A obesidade afeta milhões de pessoas globalmente, causando complicações de saúde crônicas que impactam qualidade de vida e bem-estar psicossocial.
A obesidade permanece uma condição complexa influenciada por múltiplos fatores
Nutricionista ressalta que a prevenção exige compreensão além de uma única intervenção.

Em um mundo onde a abundância alimentar coexiste com escolhas cada vez mais empobrecidas, a Organização Mundial da Saúde projeta que 167 milhões de pessoas viverão com obesidade até 2025 — uma epidemia silenciosa que compromete corpos, mentes e sociedades inteiras. A nutricionista Bruna Zacante, ao falar no Dia do Nutricionista, lembra que enfrentar essa condição exige não apenas força de vontade individual, mas uma rede de cuidado coletivo que começa, literalmente, nos primeiros dias de vida.

  • A OMS projeta 167 milhões de pessoas obesas até 2025, tornando a epidemia uma das maiores ameaças crônicas à saúde global.
  • A obesidade compromete praticamente todos os sistemas do corpo — do coração ao fígado, da mente às articulações —, ampliando o custo humano muito além do que qualquer número revela.
  • Ultraprocessados, sedentarismo e ambientes que desfavorecem escolhas saudáveis alimentam a epidemia em ritmo acelerado nas sociedades modernas.
  • O combate eficaz exige equipes multidisciplinares, dietas baseadas em alimentos naturais e atividades físicas prazerosas com metas realistas — não punição, mas transformação sustentável.
  • A amamentação surge como aliada inesperada: dados da OPAS indicam que ela reduz em 13% o risco de sobrepeso infantil, mostrando que a prevenção pode começar nos primeiros meses de vida.

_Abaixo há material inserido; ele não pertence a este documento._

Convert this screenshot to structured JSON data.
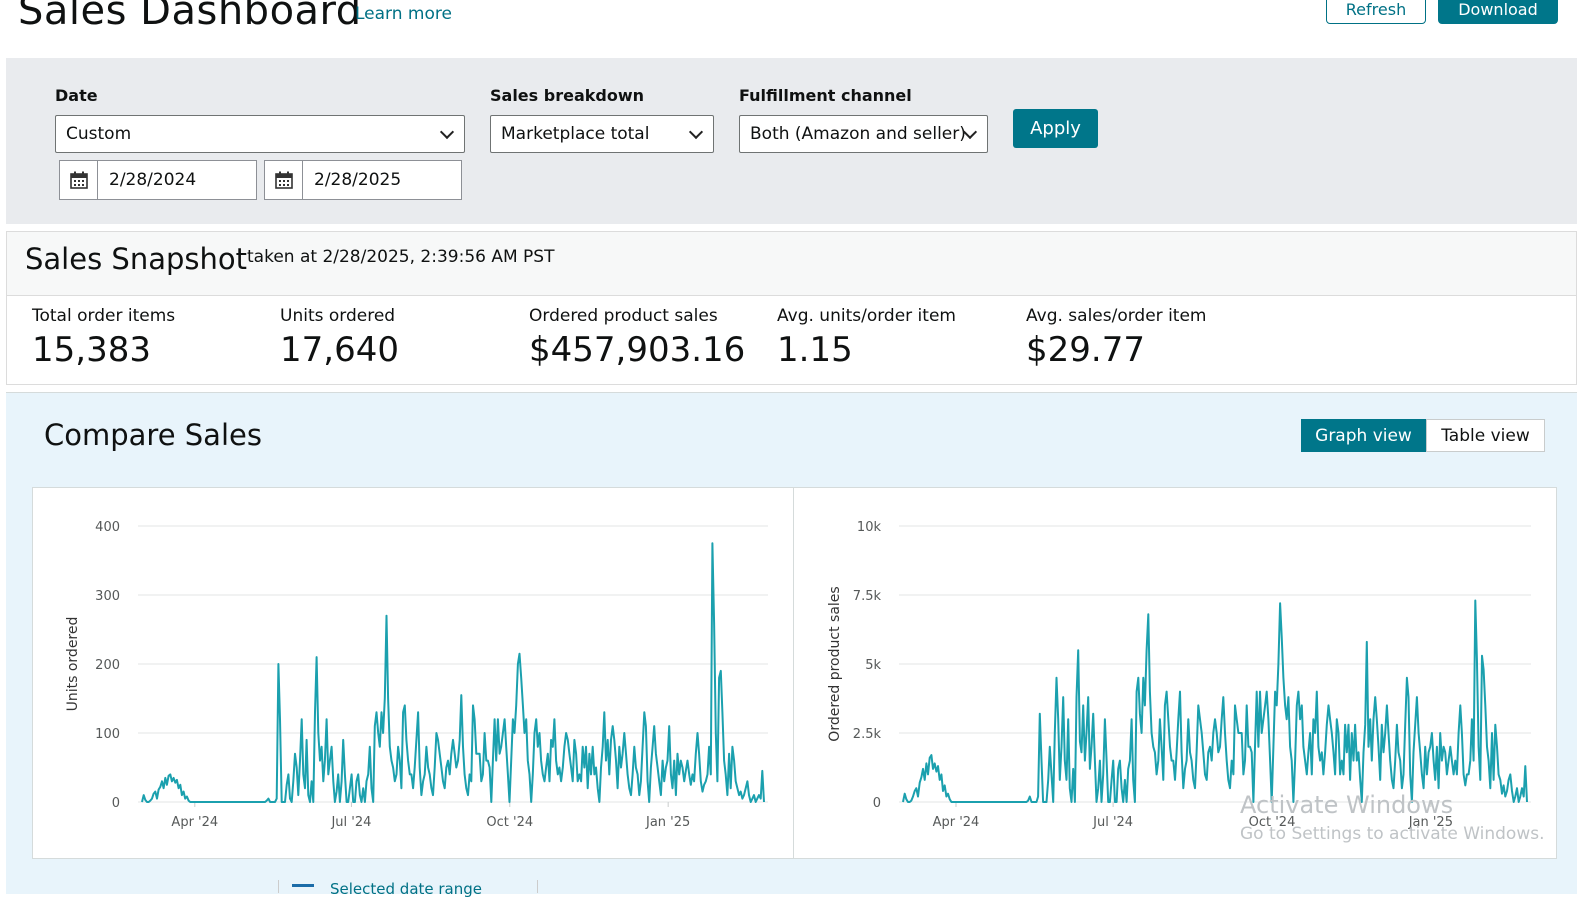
{
  "header": {
    "title": "Sales Dashboard",
    "learn_more": "Learn more",
    "refresh": "Refresh",
    "download": "Download"
  },
  "filters": {
    "date_label": "Date",
    "date_value": "Custom",
    "start_date": "2/28/2024",
    "end_date": "2/28/2025",
    "breakdown_label": "Sales breakdown",
    "breakdown_value": "Marketplace total",
    "channel_label": "Fulfillment channel",
    "channel_value": "Both (Amazon and seller)",
    "apply": "Apply"
  },
  "snapshot": {
    "title": "Sales Snapshot",
    "timestamp": "taken at 2/28/2025, 2:39:56 AM PST",
    "metrics": [
      {
        "label": "Total order items",
        "value": "15,383"
      },
      {
        "label": "Units ordered",
        "value": "17,640"
      },
      {
        "label": "Ordered product sales",
        "value": "$457,903.16"
      },
      {
        "label": "Avg. units/order item",
        "value": "1.15"
      },
      {
        "label": "Avg. sales/order item",
        "value": "$29.77"
      }
    ]
  },
  "compare": {
    "title": "Compare Sales",
    "graph_view": "Graph view",
    "table_view": "Table view",
    "partial_legend": "Selected date range"
  },
  "chart_data": [
    {
      "type": "line",
      "ylabel": "Units ordered",
      "ylim": [
        0,
        400
      ],
      "yticks": [
        "0",
        "100",
        "200",
        "300",
        "400"
      ],
      "xticks": [
        "Apr '24",
        "Jul '24",
        "Oct '24",
        "Jan '25"
      ],
      "x_range": [
        "2024-02-28",
        "2025-02-28"
      ],
      "color": "#1ba0ae",
      "series": [
        {
          "values": [
            0,
            10,
            3,
            0,
            0,
            2,
            5,
            12,
            15,
            5,
            18,
            22,
            30,
            20,
            35,
            25,
            38,
            40,
            30,
            35,
            28,
            32,
            20,
            25,
            10,
            15,
            5,
            8,
            2,
            0,
            0,
            0,
            0,
            0,
            0,
            0,
            0,
            0,
            0,
            0,
            0,
            0,
            0,
            0,
            0,
            0,
            0,
            0,
            0,
            0,
            0,
            0,
            0,
            0,
            0,
            0,
            0,
            0,
            0,
            0,
            0,
            0,
            0,
            0,
            0,
            0,
            0,
            0,
            0,
            0,
            0,
            0,
            0,
            0,
            0,
            2,
            5,
            0,
            0,
            0,
            0,
            5,
            200,
            120,
            0,
            0,
            0,
            25,
            40,
            5,
            0,
            30,
            70,
            50,
            10,
            60,
            120,
            40,
            20,
            90,
            10,
            0,
            30,
            0,
            130,
            210,
            100,
            60,
            80,
            30,
            60,
            120,
            40,
            60,
            80,
            30,
            0,
            15,
            40,
            0,
            30,
            90,
            40,
            0,
            0,
            20,
            40,
            0,
            0,
            30,
            40,
            10,
            0,
            20,
            0,
            30,
            40,
            80,
            20,
            0,
            110,
            130,
            100,
            80,
            130,
            100,
            150,
            270,
            150,
            80,
            60,
            50,
            30,
            40,
            80,
            60,
            20,
            130,
            140,
            90,
            60,
            40,
            40,
            20,
            50,
            90,
            130,
            50,
            10,
            30,
            40,
            80,
            50,
            40,
            20,
            10,
            50,
            100,
            90,
            70,
            50,
            30,
            20,
            50,
            60,
            40,
            70,
            90,
            70,
            50,
            60,
            90,
            155,
            80,
            40,
            20,
            10,
            40,
            30,
            140,
            120,
            70,
            70,
            70,
            30,
            40,
            100,
            60,
            60,
            50,
            0,
            60,
            120,
            60,
            120,
            70,
            80,
            100,
            120,
            80,
            40,
            0,
            60,
            120,
            100,
            140,
            200,
            215,
            180,
            140,
            100,
            120,
            60,
            40,
            0,
            40,
            100,
            120,
            80,
            100,
            60,
            40,
            30,
            50,
            70,
            30,
            90,
            80,
            120,
            60,
            40,
            50,
            30,
            50,
            80,
            100,
            90,
            70,
            50,
            30,
            90,
            70,
            30,
            40,
            30,
            80,
            50,
            80,
            20,
            70,
            40,
            80,
            40,
            50,
            20,
            0,
            50,
            80,
            130,
            60,
            90,
            40,
            90,
            110,
            90,
            60,
            20,
            80,
            50,
            70,
            100,
            70,
            40,
            20,
            10,
            40,
            80,
            50,
            40,
            10,
            30,
            80,
            130,
            110,
            30,
            0,
            50,
            80,
            110,
            70,
            50,
            30,
            10,
            60,
            30,
            50,
            60,
            110,
            40,
            20,
            60,
            10,
            70,
            40,
            60,
            50,
            30,
            45,
            60,
            40,
            25,
            40,
            30,
            70,
            100,
            70,
            30,
            15,
            25,
            30,
            40,
            80,
            40,
            375,
            260,
            100,
            30,
            180,
            190,
            130,
            60,
            40,
            10,
            70,
            20,
            80,
            60,
            30,
            20,
            10,
            15,
            5,
            10,
            20,
            30,
            10,
            0,
            5,
            10,
            0,
            5,
            10,
            5,
            45,
            0
          ]
        }
      ]
    },
    {
      "type": "line",
      "ylabel": "Ordered product sales",
      "ylim": [
        0,
        10000
      ],
      "yticks": [
        "0",
        "2.5k",
        "5k",
        "7.5k",
        "10k"
      ],
      "xticks": [
        "Apr '24",
        "Jul '24",
        "Oct '24",
        "Jan '25"
      ],
      "x_range": [
        "2024-02-28",
        "2025-02-28"
      ],
      "color": "#1ba0ae",
      "series": [
        {
          "values": [
            0,
            300,
            100,
            0,
            0,
            50,
            200,
            400,
            500,
            200,
            700,
            900,
            1200,
            800,
            1400,
            1000,
            1600,
            1700,
            1200,
            1400,
            1100,
            1300,
            800,
            1000,
            400,
            600,
            200,
            300,
            100,
            0,
            0,
            0,
            0,
            0,
            0,
            0,
            0,
            0,
            0,
            0,
            0,
            0,
            0,
            0,
            0,
            0,
            0,
            0,
            0,
            0,
            0,
            0,
            0,
            0,
            0,
            0,
            0,
            0,
            0,
            0,
            0,
            0,
            0,
            0,
            0,
            0,
            0,
            0,
            0,
            0,
            0,
            0,
            0,
            0,
            0,
            50,
            200,
            0,
            0,
            0,
            0,
            200,
            3200,
            1500,
            0,
            0,
            0,
            800,
            2000,
            1000,
            0,
            2500,
            4500,
            3000,
            800,
            2000,
            3800,
            1500,
            800,
            3000,
            500,
            0,
            1200,
            0,
            3800,
            5500,
            2200,
            1800,
            3500,
            1500,
            2500,
            3800,
            1200,
            2000,
            3200,
            1500,
            0,
            500,
            1500,
            0,
            1000,
            3000,
            1500,
            0,
            0,
            800,
            1500,
            0,
            0,
            1200,
            1500,
            500,
            0,
            800,
            0,
            1200,
            1500,
            3000,
            800,
            0,
            4000,
            4500,
            3200,
            2500,
            4500,
            3500,
            5500,
            6800,
            4000,
            2500,
            2000,
            1800,
            1000,
            1500,
            3000,
            2000,
            800,
            3500,
            4000,
            3000,
            2000,
            1500,
            1500,
            800,
            1800,
            3000,
            4000,
            1800,
            500,
            1200,
            1500,
            3000,
            1800,
            1500,
            800,
            500,
            1800,
            3500,
            3000,
            2500,
            1800,
            1000,
            800,
            1800,
            2000,
            1500,
            2500,
            3000,
            2500,
            1800,
            2000,
            3000,
            3800,
            2500,
            1500,
            800,
            500,
            1500,
            1000,
            3500,
            3000,
            2500,
            2500,
            2500,
            1000,
            1500,
            3500,
            2000,
            2000,
            1800,
            0,
            2000,
            4000,
            2000,
            4000,
            2500,
            3000,
            3500,
            4000,
            3000,
            1500,
            0,
            2000,
            4000,
            3500,
            5000,
            7200,
            6000,
            4500,
            3500,
            3000,
            3800,
            2000,
            1500,
            0,
            1500,
            3500,
            4000,
            3000,
            3500,
            2000,
            1500,
            1000,
            1800,
            2500,
            1000,
            3000,
            2500,
            4000,
            2000,
            1500,
            1800,
            1000,
            1800,
            2800,
            3500,
            3000,
            2500,
            1800,
            1000,
            3000,
            2500,
            1000,
            1500,
            1000,
            2800,
            1800,
            2800,
            800,
            2500,
            1500,
            2800,
            1500,
            1800,
            800,
            0,
            1800,
            2800,
            5800,
            2000,
            3000,
            1500,
            3000,
            3800,
            3000,
            2000,
            800,
            2800,
            1800,
            2500,
            3500,
            2500,
            1500,
            800,
            500,
            1500,
            2800,
            1800,
            1500,
            500,
            1000,
            2800,
            4500,
            3800,
            1000,
            0,
            1800,
            2800,
            3800,
            2500,
            1800,
            1000,
            500,
            2000,
            1000,
            1800,
            2000,
            2500,
            1500,
            800,
            2000,
            500,
            2500,
            1500,
            2000,
            1800,
            1000,
            1500,
            2000,
            1500,
            1000,
            1500,
            1000,
            2500,
            3500,
            2500,
            1000,
            600,
            1000,
            1000,
            1500,
            3000,
            1500,
            7300,
            5200,
            2000,
            800,
            5300,
            4800,
            3500,
            2000,
            1500,
            500,
            2500,
            800,
            2800,
            2000,
            1000,
            800,
            300,
            600,
            200,
            400,
            800,
            1000,
            400,
            0,
            200,
            500,
            0,
            200,
            500,
            200,
            1300,
            0
          ]
        }
      ]
    }
  ],
  "watermark": {
    "line1": "Activate Windows",
    "line2": "Go to Settings to activate Windows."
  }
}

A Organização Mundial da Saúde projeta que até 2025 cerca de 167 milhões de adultos e crianças viverão com sobrepeso ou obesidade no mundo. A condição, classificada como doença crônica progressiva, deixou de ser questão estética para se tornar uma epidemia global de consequências graves — cardiovasculares, metabólicas, respiratórias, psicossociais e oncológicas, entre outras.

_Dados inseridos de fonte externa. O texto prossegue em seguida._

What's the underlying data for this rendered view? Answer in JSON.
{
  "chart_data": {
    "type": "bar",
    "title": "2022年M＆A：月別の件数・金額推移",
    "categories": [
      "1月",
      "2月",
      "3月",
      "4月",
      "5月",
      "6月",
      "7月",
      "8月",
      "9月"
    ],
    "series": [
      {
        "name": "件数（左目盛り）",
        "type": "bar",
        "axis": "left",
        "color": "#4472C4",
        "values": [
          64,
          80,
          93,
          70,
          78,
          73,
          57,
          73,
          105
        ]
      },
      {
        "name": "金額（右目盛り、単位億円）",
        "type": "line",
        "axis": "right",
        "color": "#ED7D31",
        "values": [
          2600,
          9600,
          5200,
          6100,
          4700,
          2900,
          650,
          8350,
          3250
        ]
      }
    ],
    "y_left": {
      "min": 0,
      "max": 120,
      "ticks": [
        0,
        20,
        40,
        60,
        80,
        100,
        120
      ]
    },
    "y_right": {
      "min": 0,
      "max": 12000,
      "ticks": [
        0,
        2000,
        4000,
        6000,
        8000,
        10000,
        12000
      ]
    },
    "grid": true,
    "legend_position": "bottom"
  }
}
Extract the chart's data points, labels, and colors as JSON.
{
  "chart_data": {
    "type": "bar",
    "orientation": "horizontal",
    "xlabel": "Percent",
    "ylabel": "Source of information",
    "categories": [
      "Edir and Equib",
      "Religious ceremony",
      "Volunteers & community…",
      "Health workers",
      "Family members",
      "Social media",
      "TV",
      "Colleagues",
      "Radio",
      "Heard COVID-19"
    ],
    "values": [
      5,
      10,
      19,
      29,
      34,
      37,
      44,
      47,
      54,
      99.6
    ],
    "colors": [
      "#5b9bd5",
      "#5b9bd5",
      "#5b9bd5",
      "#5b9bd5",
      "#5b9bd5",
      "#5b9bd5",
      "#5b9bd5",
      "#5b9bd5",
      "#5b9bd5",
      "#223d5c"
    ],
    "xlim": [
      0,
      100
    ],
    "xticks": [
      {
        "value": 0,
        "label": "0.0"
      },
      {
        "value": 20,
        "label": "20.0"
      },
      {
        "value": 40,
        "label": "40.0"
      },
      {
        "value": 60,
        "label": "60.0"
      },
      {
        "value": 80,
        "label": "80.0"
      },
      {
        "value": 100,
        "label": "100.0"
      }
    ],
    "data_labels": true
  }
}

A nutricionista Bruna Zacante, coordenadora do curso de nutrição da Faculdade Anhanguera, explica que as causas da obesidade são múltiplas e entrelaçadas: genética, comportamento, ambiente e cultura se combinam para criar as condições do ganho de peso. Dietas ricas em ultraprocessados, açúcar refinado e gordura saturada, somadas ao sedentarismo crescente das sociedades modernas, funcionam como combustível para a doença.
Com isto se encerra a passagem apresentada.